Recovery stress behavior of Fe-SMA under fatigue and thermal loading

Abstract

The present paper investigates mechanical properties and recovery stress behavior of an iron-based shape memory alloy (Fe-SMA) with a special focus on the effect of fatigue and thermal loading. Change in recovery stress of activated Fe-SMAs subjected to fatigue at RT, −20 °C, 60 °C, and −20 to 60 °C was monitored. A second activation after fatigue was performed to investigate the retrievability of the lost recovery stress owing to fatigue.

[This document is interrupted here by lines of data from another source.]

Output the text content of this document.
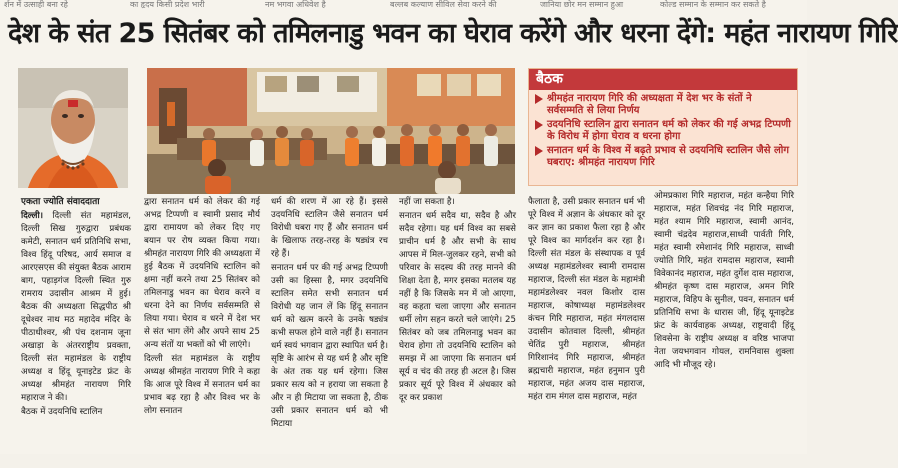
र्शन में उत्साही बना रहे	का हृदय किसी प्रदेश भारी	नम भगवा अधिवेश है	बल्लब कल्याण सीविल सेवा करने की	जानिया छोर मन सम्मान हुआ	कोल्ड सम्मान के सम्मान कर सकते है
देश के संत 25 सितंबर को तमिलनाडु भवन का घेराव करेंगे और धरना देंगे: महंत नारायण गिरि
बैठक
श्रीमहंत नारायण गिरि की अध्यक्षता में देश भर के संतों ने सर्वसम्मति से लिया निर्णय
उदयनिधि स्टालिन द्वारा सनातन धर्म को लेकर की गई अभद्र टिप्पणी के विरोध में होगा घेराव व धरना होगा
सनातन धर्म के विश्व में बढ़ते प्रभाव से उदयनिधि स्टालिन जैसे लोग घबराए: श्रीमहंत नारायण गिरि
एकता ज्योति संवाददाता

दिल्ली। दिल्ली संत महामंडल, दिल्ली सिख गुरुद्वारा प्रबंधक कमेटी, सनातन धर्म प्रतिनिधि सभा, विश्व हिंदू परिषद, आर्य समाज व आरएसएस की संयुक्त बैठक आराम बाग, पहाड़गंज दिल्ली स्थित गुरु रामराय उदासीन आश्रम में हुई। बैठक की अध्यक्षता सिद्धपीठ श्री दूधेश्वर नाथ मठ महादेव मंदिर के पीठाधीश्वर, श्री पंच दशनाम जूना अखाड़ा के अंतरराष्ट्रीय प्रवक्ता, दिल्ली संत महामंडल के राष्ट्रीय अध्यक्ष व हिंदू यूनाइटेड फ्रंट के अध्यक्ष श्रीमहंत नारायण गिरि महाराज ने की।

बैठक में उदयनिधि स्टालिन

द्वारा सनातन धर्म को लेकर की गई अभद्र टिप्पणी व स्वामी प्रसाद मौर्य द्वारा रामायण को लेकर दिए गए बयान पर रोष व्यक्त किया गया। श्रीमहंत नारायण गिरि की अध्यक्षता में हुई बैठक में उदयनिधि स्टालिन को क्षमा नहीं करने तथा 25 सितंबर को तमिलनाडु भवन का घेराव करने व धरना देने का निर्णय सर्वसम्मति से लिया गया। घेराव व धरने में देश भर से संत भाग लेंगे और अपने साथ 25 अन्य संतों या भक्तों को भी लाएंगे।

दिल्ली संत महामंडल के राष्ट्रीय अध्यक्ष श्रीमहंत नारायण गिरि ने कहा कि आज पूरे विश्व में सनातन धर्म का प्रभाव बढ़ रहा है और विश्व भर के लोग सनातन

धर्म की शरण में आ रहे हैं। इससे उदयनिधि स्टालिन जैसे सनातन धर्म विरोधी घबरा गए हैं और सनातन धर्म के खिलाफ तरह-तरह के षड्यंत्र रच रहे हैं।

सनातन धर्म पर की गई अभद्र टिप्पणी उसी का हिस्सा है, मगर उदयनिधि स्टालिन समेत सभी सनातन धर्म विरोधी यह जान लें कि हिंदू सनातन धर्म को खत्म करने के उनके षड्यंत्र कभी सफल होने वाले नहीं हैं। सनातन धर्म स्वयं भगवान द्वारा स्थापित धर्म है। सृष्टि के आरंभ से यह धर्म है और सृष्टि के अंत तक यह धर्म रहेगा। जिस प्रकार सत्य को न हराया जा सकता है और न ही मिटाया जा सकता है, ठीक उसी प्रकार सनातन धर्म को भी मिटाया

नहीं जा सकता है।

सनातन धर्म सदैव था, सदैव है और सदैव रहेगा। यह धर्म विश्व का सबसे प्राचीन धर्म है और सभी के साथ आपस में मिल-जुलकर रहने, सभी को परिवार के सदस्य की तरह मानने की शिक्षा देता है, मगर इसका मतलब यह नहीं है कि जिसके मन में जो आएगा, वह कहता चला जाएगा और सनातन धर्मी लोग सहन करते चले जाएंगे। 25 सितंबर को जब तमिलनाडु भवन का घेराव होगा तो उदयनिधि स्टालिन को समझ में आ जाएगा कि सनातन धर्म सूर्य व चंद की तरह ही अटल है। जिस प्रकार सूर्य पूरे विश्व में अंधकार को दूर कर प्रकाश

फैलाता है, उसी प्रकार सनातन धर्म भी पूरे विश्व में अज्ञान के अंधकार को दूर कर ज्ञान का प्रकाश फैला रहा है और पूरे विश्व का मार्गदर्शन कर रहा है। दिल्ली संत मंडल के संस्थापक व पूर्व अध्यक्ष महामंडलेश्वर स्वामी रामदास महाराज, दिल्ली संत मंडल के महामंत्री महामंडलेश्वर नवल किशोर दास महाराज, कोषाध्यक्ष महामंडलेश्वर कंचन गिरि महाराज, महंत मंगलदास उदासीन कोतवाल दिल्ली, श्रीमहंत चेतिंद्र पुरी महाराज, श्रीमहंत गिरिशानंद गिरि महाराज, श्रीमहंत ब्रह्मचारी महाराज, महंत हनुमान पुरी महाराज, महंत अजय दास महाराज, महंत राम मंगल दास महाराज, महंत

ओमप्रकाश गिरि महाराज, महंत कन्हैया गिरि महाराज, महंत शिवचंद्र नंद गिरि महाराज, महंत श्याम गिरि महाराज, स्वामी आनंद, स्वामी चंद्रदेव महाराज,साध्वी पार्वती गिरि, महंत स्वामी रमेशानंद गिरि महाराज, साध्वी ज्योति गिरि, महंत रामदास महाराज, स्वामी विवेकानंद महाराज, महंत दुर्गेश दास महाराज, श्रीमहंत कृष्ण दास महाराज, अमन गिरि महाराज, विहिप के सुनील, पवन, सनातन धर्म प्रतिनिधि सभा के धारास जी, हिंदू यूनाइटेड फ्रंट के कार्यवाहक अध्यक्ष, राष्ट्रवादी हिंदू शिवसेना के राष्ट्रीय अध्यक्ष व वरिष्ठ भाजपा नेता जयभगवान गोयल, रामनिवास शुक्ला आदि भी मौजूद रहे।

Coefficients of thermal expansion (CTEs) of the samples with different activation histories were also calculated. Results showed that the maximum reduction in recovery stress after two million cyclic loads of Δɛ=0.070% was approximately 20% under RT and −20 °C. A high temperature (60 °C) weakened such detrimental effect owing to higher critical stresses for martensitic transformation at higher temperatures, leading to only 10% reduction in recovery stress. Loss in the recovery stress due to fatigue was pronouncedly retrieved by a reactivation regardless of the temperature scenarios. This study extends understanding of recovery stress behavior of Fe-SMAs subjected to fatigue and thermal loading, and explores the retrievability of relaxed recovery stress by a second activation.